BÖLÜM - 2

822 80 35
                                    

2-OLYMPOS

"Alya, Alec senin için yola çıkmış ancak önce TWOS'ün merkezine uğramaları gerekiyormuş. Perla mı neyse onu yanlarına alacaklarmış ancak bu uzun sürebilirmiş. Bu mesajı yaklaşık 5 gün önce sana yazmış olmalı çünkü güvercin daha yeni getirdi mesajı."

 Neye şaşıracağımı bilemedim, yüzümde büyük bir gülümseme oluşurken Kevin devam etti konuşmaya.

 "Güvercin olayı çok saçma evet ama babamın haberi olmadan ancak bu şekilde haberleşebilirdik, aslında biz Alec'e hiçbir şekilde bize ulaşmaya çalışma sadece belirlediğimiz yere gel demiştik ancak o bir yolunu bulmuş, zeki çocuk cidden."

 Aldığım bu haber kaç gündür girdiğim depresyonların boşuna olduğunu belirtiyordu sanki. Beni unutmamıştı, geliyordu. Yanıma geliyordu.

  Heyecanla ayağa kalkıp mutfaktan çıktım. Bu çıkışım kapının önünde duran Dryas'a çarpmama neden olmuştu. Onun neden kapının önünde durduğunu anlamamıştım ancak bunu umursamadan ve bir şey demeden evin dış kapısına koştum. Kapıdan çıkıp hızlı adımlarla yürüyerek ormanın içlerine daldım. Bu acelem Alec'in geleceğini hayvan dostlarıma anlatmak istememden kaynaklanıyordu.

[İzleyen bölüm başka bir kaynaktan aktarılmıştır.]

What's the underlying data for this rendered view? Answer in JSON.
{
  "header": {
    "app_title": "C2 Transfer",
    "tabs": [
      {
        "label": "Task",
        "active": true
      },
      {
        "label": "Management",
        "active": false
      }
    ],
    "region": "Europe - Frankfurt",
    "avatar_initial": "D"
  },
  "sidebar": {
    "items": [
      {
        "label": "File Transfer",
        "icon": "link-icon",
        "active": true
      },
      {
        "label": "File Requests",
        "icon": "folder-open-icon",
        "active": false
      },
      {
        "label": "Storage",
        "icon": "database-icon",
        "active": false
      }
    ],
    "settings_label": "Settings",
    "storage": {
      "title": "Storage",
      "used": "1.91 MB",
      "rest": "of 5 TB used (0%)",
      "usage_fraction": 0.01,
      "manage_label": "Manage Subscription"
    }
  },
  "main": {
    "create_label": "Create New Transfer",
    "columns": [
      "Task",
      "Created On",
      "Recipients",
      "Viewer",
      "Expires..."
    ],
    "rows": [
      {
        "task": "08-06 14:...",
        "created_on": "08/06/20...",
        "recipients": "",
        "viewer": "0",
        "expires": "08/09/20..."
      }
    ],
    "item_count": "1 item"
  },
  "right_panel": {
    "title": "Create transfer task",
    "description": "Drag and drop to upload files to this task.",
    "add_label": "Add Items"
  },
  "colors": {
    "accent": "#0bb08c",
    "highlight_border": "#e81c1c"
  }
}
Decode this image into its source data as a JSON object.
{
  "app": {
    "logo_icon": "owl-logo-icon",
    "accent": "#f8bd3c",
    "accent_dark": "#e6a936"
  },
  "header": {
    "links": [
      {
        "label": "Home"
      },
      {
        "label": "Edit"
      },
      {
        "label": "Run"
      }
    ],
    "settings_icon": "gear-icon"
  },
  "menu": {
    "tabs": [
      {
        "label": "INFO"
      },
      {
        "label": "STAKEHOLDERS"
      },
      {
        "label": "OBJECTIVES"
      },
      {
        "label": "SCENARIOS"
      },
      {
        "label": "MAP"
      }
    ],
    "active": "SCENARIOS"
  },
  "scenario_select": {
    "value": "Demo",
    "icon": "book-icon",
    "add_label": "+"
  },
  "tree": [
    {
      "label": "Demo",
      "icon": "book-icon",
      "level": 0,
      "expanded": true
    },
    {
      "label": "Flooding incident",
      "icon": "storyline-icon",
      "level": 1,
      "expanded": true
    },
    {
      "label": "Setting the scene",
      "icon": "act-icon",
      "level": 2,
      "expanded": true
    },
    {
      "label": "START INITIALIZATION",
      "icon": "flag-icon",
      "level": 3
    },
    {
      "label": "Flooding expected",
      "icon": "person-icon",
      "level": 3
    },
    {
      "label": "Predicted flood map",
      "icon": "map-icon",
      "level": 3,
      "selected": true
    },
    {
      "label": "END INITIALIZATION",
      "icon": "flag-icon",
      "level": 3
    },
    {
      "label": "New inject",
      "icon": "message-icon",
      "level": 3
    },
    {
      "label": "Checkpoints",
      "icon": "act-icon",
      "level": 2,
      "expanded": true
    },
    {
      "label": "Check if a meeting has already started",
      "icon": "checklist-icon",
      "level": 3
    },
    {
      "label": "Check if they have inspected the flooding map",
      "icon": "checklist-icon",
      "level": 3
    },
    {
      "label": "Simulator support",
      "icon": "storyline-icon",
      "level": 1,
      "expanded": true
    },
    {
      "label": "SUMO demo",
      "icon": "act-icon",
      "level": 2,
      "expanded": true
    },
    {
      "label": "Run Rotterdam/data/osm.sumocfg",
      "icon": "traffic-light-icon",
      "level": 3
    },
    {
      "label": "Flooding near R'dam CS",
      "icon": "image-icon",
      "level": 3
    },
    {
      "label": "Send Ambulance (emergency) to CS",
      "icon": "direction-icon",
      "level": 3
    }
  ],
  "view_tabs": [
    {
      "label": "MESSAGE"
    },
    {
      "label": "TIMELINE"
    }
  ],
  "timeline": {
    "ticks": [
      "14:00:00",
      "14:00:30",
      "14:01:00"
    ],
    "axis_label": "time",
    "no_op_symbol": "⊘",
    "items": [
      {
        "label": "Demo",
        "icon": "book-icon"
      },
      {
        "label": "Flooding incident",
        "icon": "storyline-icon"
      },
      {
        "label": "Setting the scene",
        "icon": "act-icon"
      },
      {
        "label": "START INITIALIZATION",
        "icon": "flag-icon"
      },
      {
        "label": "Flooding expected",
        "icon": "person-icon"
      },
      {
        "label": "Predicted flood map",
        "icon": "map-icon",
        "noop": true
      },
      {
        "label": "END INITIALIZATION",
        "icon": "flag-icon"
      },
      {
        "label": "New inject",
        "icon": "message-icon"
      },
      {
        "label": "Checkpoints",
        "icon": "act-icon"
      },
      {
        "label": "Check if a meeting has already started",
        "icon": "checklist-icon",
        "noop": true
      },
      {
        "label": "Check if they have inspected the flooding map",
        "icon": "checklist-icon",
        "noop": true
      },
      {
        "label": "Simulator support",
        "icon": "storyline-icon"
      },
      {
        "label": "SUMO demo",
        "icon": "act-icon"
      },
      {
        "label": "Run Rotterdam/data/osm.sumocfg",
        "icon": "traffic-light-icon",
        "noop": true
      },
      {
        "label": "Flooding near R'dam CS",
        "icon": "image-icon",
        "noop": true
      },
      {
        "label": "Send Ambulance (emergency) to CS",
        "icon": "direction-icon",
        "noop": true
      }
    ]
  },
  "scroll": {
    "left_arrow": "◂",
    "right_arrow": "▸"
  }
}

  Vampir hızımı kullanmadan geldiğim için biraz uzun sürmüştü ama dostlarımla buluşmuştum. Onlara bu güzel haberi verdiğimde etrafta sevinç sesleri duyuldu. Hepsini tek tek tanımıyordum, ancak hepsi çok tatlıydı ve beni gerçekten anlıyorlardı. Onların heyecanlı konuşmalarını dinlerken kucağıma küçük bir tavşan zıpladı. Gri kürkü ve minicik nedeniyle çok şirindi.

  "Almira, bana yardım eder misin? Annem... o iyi değil."

   Telaşlı ve titreyen ses minik gri tavşandan geliyordu. Onu güzelce elime aldım ve yolu tarif etmesini istedim.

  Etrafımdaki hayvanlarla gri tavşanın tarif ettiği yere vardık. Güzel bir göl ve ormanın gerisinden çok daha yeşil olan bir araziye geldiğimizde burayı çok süzemedim çünkü elimdeki tavşan oldukça telaşlıydı.

  Beni gölün uzağındaki minicik bir mağaraya sürükledi. Mağaraya sığabiliyordum ancak çömelmem gerekmişti. Birazcık emekledikten sonra gördüğüm görüntü donakalmama neden oldu.

  Bembeyaz kürklü büyük bir tavşan kırmızıya boyanmıştı ve mağaranın loş ışığına rağmen belli oluyordu.

   Aklıma Çağrı gelmişti, bu da gözlerimin dolmasına ve vücudumun titremesine neden olmuştu. Beni kendime getiren yavru tavşanın sesleriydi.

  "Lütfen yardım et! Yoksa ölecek."
 
  Ellerimi anne tavşana uzatıp minicik bedenini elime aldım. Hâlâ sıcacıktı ve acıdan dolayı inliyordu. Karanlıktan dolayı ona ne olduğunu tam göremiyordum ancak kürkündeki kanlardan kötü bir şey olduğu belliydi.

   Yavru tavşanı da elime aldım ve mağaradan olabildiğince aceleyle çıktım. Hayvanlar ben mağaradan çıkınca telaşlanıp anne tavşan hakkında konuşurken ben hiç vakit kaybetmeyip hızımı kullanarak eve doğru koşmaya başladım.

   Elimdeki anne tavşanın inlemeleri ve yavru tavşanın ağlaması beni aşırı derecede strese sokmuştu. Ona bir şey olmasına izin vermeyecektim.

  Ev gözükür gözükmez daha da hızlandım ve eve girdiğim anda bağırmaya başladım.

 "Yardım edin! Kevin, Dryas, Lenora lütfen yardım edin !"

   Onlar daha gelmemişken yavru tavşanı ve anne tavşanı yere bıraktım. Anne tavşanın yarası şimdi açıkça görülebiliyordu, karnında ufak bir kesik vardı. İki parmağımla oraya baskı uygularken bir yandan da yavru tavşan gibi hıçkırarak ağlıyordum.